Wednesday, February 2, 2011

Schmeh.

Ben was amazing. AMAAAAZING.
I had fun with Becky, but honestly, I almost wish I had gone it alone...or with someone who enjoys Ben Folds as much as I do. (She looked bored, and I felt bad.)

He played "Evaporated", which I never expected to hear live...and it was amazing. This is my favorite Ben song, and has a lot of weird, emotional meaning to me. I might have cried during it. Felt stupid for doing so after the fact, but...very few people seem to understand my attachments to music and what they do to me. Which is why going to concerts with me is always strange. I'm aware. It's a side of me that few people see...the side of me that is genuinely happy in the moment.

I need to get caught up on things. I'm behind on my physics class...unintentionally. I should look at AM/PM better next time. [Had a lab that I thought was due at midnight tonight...it was due at noon. Found out around 5pm.] I have a million and one phone calls I need to return...although now it'll be hard since my phone broke and I lost numbers. again.

I've had two job opportunities arise in the past couple of days: one with Jen, working at the Maryville cafeteria. This sounds boring, and I'm sure it will be, however, the pay's decent, and I'd be able to get hours AND the job ends in May. That'd be convenient in that my leaving wouldn't hurt anyone. The other is with Becky, at a coffeeshop down Clayton. They're on the hunt for morning people, the pay's better than Kaldi's, and I'd get to actually make coffee and be useful. I've filled out the application for Deer Creek Coffee, and I'll go talk to them Friday. Either way, I'm excited to be able to GTFO of Kaldi's.
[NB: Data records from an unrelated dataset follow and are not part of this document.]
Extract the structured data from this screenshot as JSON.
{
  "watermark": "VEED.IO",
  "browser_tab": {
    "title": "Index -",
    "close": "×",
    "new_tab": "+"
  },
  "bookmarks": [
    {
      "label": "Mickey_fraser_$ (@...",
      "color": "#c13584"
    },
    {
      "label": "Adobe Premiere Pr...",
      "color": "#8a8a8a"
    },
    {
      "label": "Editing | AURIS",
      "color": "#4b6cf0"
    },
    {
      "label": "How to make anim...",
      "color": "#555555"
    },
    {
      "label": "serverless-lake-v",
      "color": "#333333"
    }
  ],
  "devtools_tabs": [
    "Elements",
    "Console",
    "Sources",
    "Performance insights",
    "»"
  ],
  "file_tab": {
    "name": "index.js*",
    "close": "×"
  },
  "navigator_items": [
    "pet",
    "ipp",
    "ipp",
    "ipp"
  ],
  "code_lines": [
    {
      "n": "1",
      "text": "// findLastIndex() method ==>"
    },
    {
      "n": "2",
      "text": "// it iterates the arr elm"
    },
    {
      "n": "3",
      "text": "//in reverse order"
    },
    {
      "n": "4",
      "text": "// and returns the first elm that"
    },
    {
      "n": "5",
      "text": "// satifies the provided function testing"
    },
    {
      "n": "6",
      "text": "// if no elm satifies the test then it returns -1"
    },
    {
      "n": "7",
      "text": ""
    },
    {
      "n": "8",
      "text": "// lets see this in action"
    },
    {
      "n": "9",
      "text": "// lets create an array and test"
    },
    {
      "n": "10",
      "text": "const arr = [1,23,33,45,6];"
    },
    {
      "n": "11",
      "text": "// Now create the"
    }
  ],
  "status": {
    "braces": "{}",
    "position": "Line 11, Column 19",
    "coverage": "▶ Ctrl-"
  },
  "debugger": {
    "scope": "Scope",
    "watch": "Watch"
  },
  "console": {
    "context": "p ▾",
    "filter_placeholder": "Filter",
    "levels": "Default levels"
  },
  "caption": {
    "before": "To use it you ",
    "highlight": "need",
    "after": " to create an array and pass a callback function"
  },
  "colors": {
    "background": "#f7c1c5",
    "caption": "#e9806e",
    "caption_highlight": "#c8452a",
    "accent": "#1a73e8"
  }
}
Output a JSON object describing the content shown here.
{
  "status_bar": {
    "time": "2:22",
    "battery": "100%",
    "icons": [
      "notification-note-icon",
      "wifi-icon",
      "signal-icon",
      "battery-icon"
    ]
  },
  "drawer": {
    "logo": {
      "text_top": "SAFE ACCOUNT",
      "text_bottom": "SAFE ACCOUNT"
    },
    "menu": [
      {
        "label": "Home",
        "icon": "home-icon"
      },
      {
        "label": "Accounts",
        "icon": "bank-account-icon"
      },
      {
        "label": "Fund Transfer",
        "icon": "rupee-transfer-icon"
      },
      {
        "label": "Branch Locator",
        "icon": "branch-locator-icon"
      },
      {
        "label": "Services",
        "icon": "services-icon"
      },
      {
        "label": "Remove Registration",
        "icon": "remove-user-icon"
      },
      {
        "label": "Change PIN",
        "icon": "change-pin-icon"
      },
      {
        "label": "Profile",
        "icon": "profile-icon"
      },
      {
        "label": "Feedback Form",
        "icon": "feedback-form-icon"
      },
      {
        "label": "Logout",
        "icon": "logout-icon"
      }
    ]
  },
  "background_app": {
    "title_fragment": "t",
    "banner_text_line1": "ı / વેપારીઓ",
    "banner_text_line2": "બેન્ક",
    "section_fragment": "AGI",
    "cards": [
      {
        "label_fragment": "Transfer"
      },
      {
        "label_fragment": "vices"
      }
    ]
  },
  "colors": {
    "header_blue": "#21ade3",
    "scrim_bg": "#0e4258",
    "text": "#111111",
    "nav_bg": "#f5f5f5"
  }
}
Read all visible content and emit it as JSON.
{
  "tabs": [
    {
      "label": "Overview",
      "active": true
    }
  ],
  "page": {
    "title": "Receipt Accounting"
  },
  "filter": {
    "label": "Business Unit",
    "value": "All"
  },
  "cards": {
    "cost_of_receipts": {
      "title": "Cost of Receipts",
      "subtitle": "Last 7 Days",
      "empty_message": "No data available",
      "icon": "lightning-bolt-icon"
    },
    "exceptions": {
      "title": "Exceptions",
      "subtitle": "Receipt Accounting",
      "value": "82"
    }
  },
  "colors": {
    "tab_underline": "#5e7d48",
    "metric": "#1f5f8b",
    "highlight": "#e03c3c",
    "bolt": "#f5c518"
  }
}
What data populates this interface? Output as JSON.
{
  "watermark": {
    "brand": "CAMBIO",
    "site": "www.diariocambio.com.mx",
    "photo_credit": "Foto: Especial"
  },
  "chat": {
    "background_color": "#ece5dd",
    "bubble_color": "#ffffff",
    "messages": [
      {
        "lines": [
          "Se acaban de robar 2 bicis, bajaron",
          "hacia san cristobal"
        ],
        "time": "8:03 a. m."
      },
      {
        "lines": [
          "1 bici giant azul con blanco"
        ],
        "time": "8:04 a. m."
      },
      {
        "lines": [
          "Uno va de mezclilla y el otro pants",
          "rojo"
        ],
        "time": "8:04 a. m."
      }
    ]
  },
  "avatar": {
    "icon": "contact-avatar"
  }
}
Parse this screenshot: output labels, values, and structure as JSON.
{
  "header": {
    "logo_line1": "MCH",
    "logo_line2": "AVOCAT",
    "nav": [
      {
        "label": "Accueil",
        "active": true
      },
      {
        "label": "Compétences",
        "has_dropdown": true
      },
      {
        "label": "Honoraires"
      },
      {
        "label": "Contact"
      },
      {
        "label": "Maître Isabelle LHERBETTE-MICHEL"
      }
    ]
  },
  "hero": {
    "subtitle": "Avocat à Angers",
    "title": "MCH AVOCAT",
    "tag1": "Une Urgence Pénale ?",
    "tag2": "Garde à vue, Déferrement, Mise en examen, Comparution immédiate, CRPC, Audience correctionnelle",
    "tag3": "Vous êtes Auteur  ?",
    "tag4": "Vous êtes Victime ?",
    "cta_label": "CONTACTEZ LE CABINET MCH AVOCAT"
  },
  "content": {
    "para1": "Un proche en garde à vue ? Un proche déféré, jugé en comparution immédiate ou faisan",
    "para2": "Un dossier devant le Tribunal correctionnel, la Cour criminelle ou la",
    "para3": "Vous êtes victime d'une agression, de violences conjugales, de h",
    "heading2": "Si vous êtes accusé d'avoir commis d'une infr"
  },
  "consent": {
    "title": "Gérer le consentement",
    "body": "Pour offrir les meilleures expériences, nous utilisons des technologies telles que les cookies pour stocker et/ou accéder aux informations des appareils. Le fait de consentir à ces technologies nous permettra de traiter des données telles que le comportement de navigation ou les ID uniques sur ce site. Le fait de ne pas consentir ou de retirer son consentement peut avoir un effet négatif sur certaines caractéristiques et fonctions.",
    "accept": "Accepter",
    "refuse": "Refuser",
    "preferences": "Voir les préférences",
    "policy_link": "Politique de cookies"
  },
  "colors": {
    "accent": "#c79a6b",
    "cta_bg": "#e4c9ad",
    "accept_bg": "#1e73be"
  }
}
With all the snow days and whatnot, it'll be hard to get back into the swing of things, but I'm trying. Worked at Wehrles tonight. Tomorrow, a mid at Kaldis. Friday, I'm off, job hunting, packing, laundry. The weekend is owned by both coffee shops. Might be kicking it with Jen for the superbowl.

I really need to start getting on this whole moving business. It's just hard to scrape up the desire to once again pack up my life.